The problem with these models is that they are technically complex and involve many complicated coupled processes and so are not easily understandable by a potentially larger group of users in the geosciences and engineering fields.
To fix this, researchers from Penn State, the University of Delaware and the National Institute of Scientific Research in Quebec developed a publication strategy that allows authors to completely document data workflow so that the simulations can be easily reproduced. This allows a broader audience the ability to access the data and gain a better understanding of the research. The researchers published their results in Earth and Space Science.
"Clearly, there is a great deal of literature on reusable software," said Xuan Yu, recent Penn State Ph.D. recipient and postdoctoral researcher in the Department of Geological Sciences at the University of Delaware. "Our work's value lies in the practical steps and best practices for preserving and reusing data as a potential routine in future geoscience publication."
The PIHM is a physics-based hydrologic model that simulates a natural water cycle. It was originally developed to support the concept of "community models" for environmental predictions. However, researchers quickly realized that there were several common problems with the PIHM learning process. In many of the data sets that were fed into PIHM, the authors left out critical publication details. Without these details, the adaptation could not be reused in later studies. Data preparation also meant users had to learn the source code due to complex data sets and parameters. If there was a tiny mistake, it threw the whole system off.
To solve this problem, the team developed better techniques for PIHM-related publication so that even novice readers can reproduce PIHM simulation results from scratch.
The researchers guided new users through data processing and model application using permanently accessible data sets and linked data sets, software and figures.

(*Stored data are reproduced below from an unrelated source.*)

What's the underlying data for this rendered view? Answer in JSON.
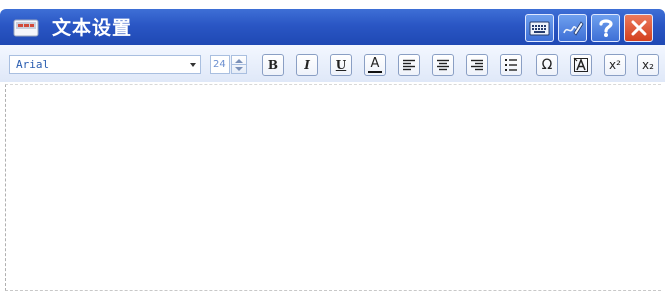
{
  "window": {
    "title": "文本设置"
  },
  "title_buttons": [
    {
      "name": "keyboard-button",
      "icon": "keyboard-icon"
    },
    {
      "name": "handwriting-button",
      "icon": "handwriting-pen-icon"
    },
    {
      "name": "help-button",
      "icon": "question-mark-icon",
      "glyph": "?"
    },
    {
      "name": "close-button",
      "icon": "close-icon"
    }
  ],
  "toolbar": {
    "font_family": "Arial",
    "font_size": "24",
    "bold_label": "B",
    "italic_label": "I",
    "underline_label": "U",
    "font_color_label": "A",
    "special_char_label": "Ω",
    "superscript_label": "x²",
    "subscript_label": "x₂"
  },
  "colors": {
    "title_bar": "#2a56c4",
    "toolbar_bg": "#e6edf9",
    "close_button": "#d3401e",
    "font_text": "#2a5db0"
  }
}
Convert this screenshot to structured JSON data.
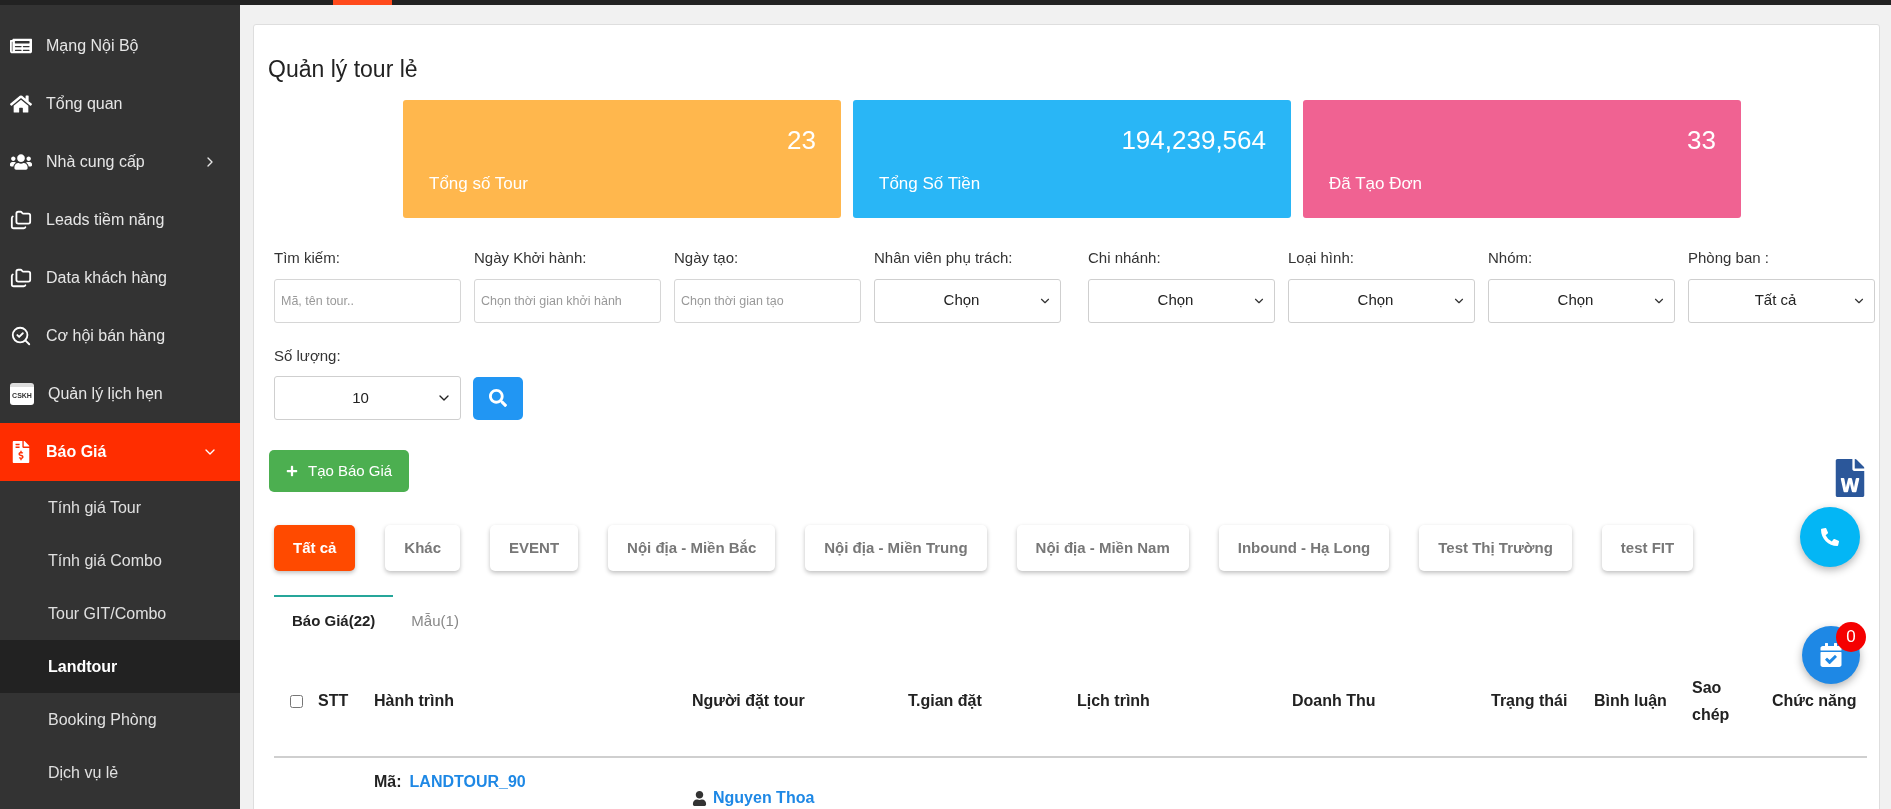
{
  "sidebar": {
    "items": [
      {
        "label": "Mạng Nội Bộ",
        "selected": false
      },
      {
        "label": "Tổng quan",
        "selected": false
      },
      {
        "label": "Nhà cung cấp",
        "selected": false,
        "expanded": false
      },
      {
        "label": "Leads tiềm năng",
        "selected": false
      },
      {
        "label": "Data khách hàng",
        "selected": false
      },
      {
        "label": "Cơ hội bán hàng",
        "selected": false
      },
      {
        "label": "Quản lý lịch hẹn",
        "selected": false,
        "icon_text": "CSKH"
      },
      {
        "label": "Báo Giá",
        "selected": true,
        "expanded": true,
        "children": [
          {
            "label": "Tính giá Tour",
            "selected": false
          },
          {
            "label": "Tính giá Combo",
            "selected": false
          },
          {
            "label": "Tour GIT/Combo",
            "selected": false
          },
          {
            "label": "Landtour",
            "selected": true
          },
          {
            "label": "Booking Phòng",
            "selected": false
          },
          {
            "label": "Dịch vụ lẻ",
            "selected": false
          }
        ]
      }
    ]
  },
  "page": {
    "title": "Quản lý tour lẻ"
  },
  "stats": [
    {
      "label": "Tổng số Tour",
      "value": "23",
      "color": "#ffb74d"
    },
    {
      "label": "Tổng Số Tiền",
      "value": "194,239,564",
      "color": "#29b6f6"
    },
    {
      "label": "Đã Tạo Đơn",
      "value": "33",
      "color": "#f06292"
    }
  ],
  "filters": [
    {
      "label": "Tìm kiếm:",
      "kind": "text",
      "placeholder": "Mã, tên tour.."
    },
    {
      "label": "Ngày Khởi hành:",
      "kind": "text",
      "placeholder": "Chọn thời gian khởi hành"
    },
    {
      "label": "Ngày tạo:",
      "kind": "text",
      "placeholder": "Chọn thời gian tạo"
    },
    {
      "label": "Nhân viên phụ trách:",
      "kind": "select",
      "value": "Chọn"
    },
    {
      "label": "Chi nhánh:",
      "kind": "select",
      "value": "Chọn"
    },
    {
      "label": "Loại hình:",
      "kind": "select",
      "value": "Chọn"
    },
    {
      "label": "Nhóm:",
      "kind": "select",
      "value": "Chọn"
    },
    {
      "label": "Phòng ban :",
      "kind": "select",
      "value": "Tất cả"
    }
  ],
  "count": {
    "label": "Số lượng:",
    "value": "10"
  },
  "create_button": "Tạo Báo Giá",
  "categories": [
    {
      "label": "Tất cả",
      "selected": true
    },
    {
      "label": "Khác",
      "selected": false
    },
    {
      "label": "EVENT",
      "selected": false
    },
    {
      "label": "Nội địa - Miền Bắc",
      "selected": false
    },
    {
      "label": "Nội địa - Miền Trung",
      "selected": false
    },
    {
      "label": "Nội địa - Miền Nam",
      "selected": false
    },
    {
      "label": "Inbound - Hạ Long",
      "selected": false
    },
    {
      "label": "Test Thị Trường",
      "selected": false
    },
    {
      "label": "test FIT",
      "selected": false
    }
  ],
  "tabs": [
    {
      "label": "Báo Giá(22)",
      "selected": true
    },
    {
      "label": "Mẫu(1)",
      "selected": false
    }
  ],
  "table": {
    "select_all_checked": false,
    "columns": [
      "STT",
      "Hành trình",
      "Người đặt tour",
      "T.gian đặt",
      "Lịch trình",
      "Doanh Thu",
      "Trạng thái",
      "Bình luận",
      "Sao chép",
      "Chức năng"
    ],
    "rows": [
      {
        "code_label": "Mã:",
        "code": "LANDTOUR_90",
        "booker": "Nguyen Thoa"
      }
    ]
  },
  "calendar_badge": "0"
}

This publication strategy enabled a more intuitive understanding of coupled surface-subsurface flow processes and how they translate into reproducible output strategies for an extensive range of consumers. Providing complete data sets and sources also helped users test the ability to reproduce each step of the computation and improve the model, developing new methods as they progressed. Users agreed that reproducibility of the model led to a deeper understanding of the model physics and the supporting data.
The team hopes that by adopting these practices when informing readers, they can increase the reliability of simulation results, reduce the learning curve and enhance the model utility.
The publication strategy could also be adapted for future geoscience research and integrated with community engagement to appeal to a larger audience of geoscientists and engineers.
"We intend to continue what we have started through workshops and lectures," Yu said. "Best practices for publication require effort by researchers and support by agencies and professional societies to be successful. Therefore, we have been giving lectures at many universities and research institutes to inspire wide discussion and involvement of open science practices."
Collaborators on this project included Christopher J. Duffy, professor of civil engineering at Penn State, Gopal Bhatt, research associate at Penn State; Alain N. Rousseau, hydrology professor at the National Institute of Scientific Research (INRS) in Québec, Álvaro Pardo Álvarez, graduate student at INRS and junior consultant at Amphos 21 Consulting S.L., Spain; and Dominique Charron, former undergraduate intern at INRS and current undergraduate intern in electrical engineering at Laval University, Québec.
The National Science Foundation supported this work.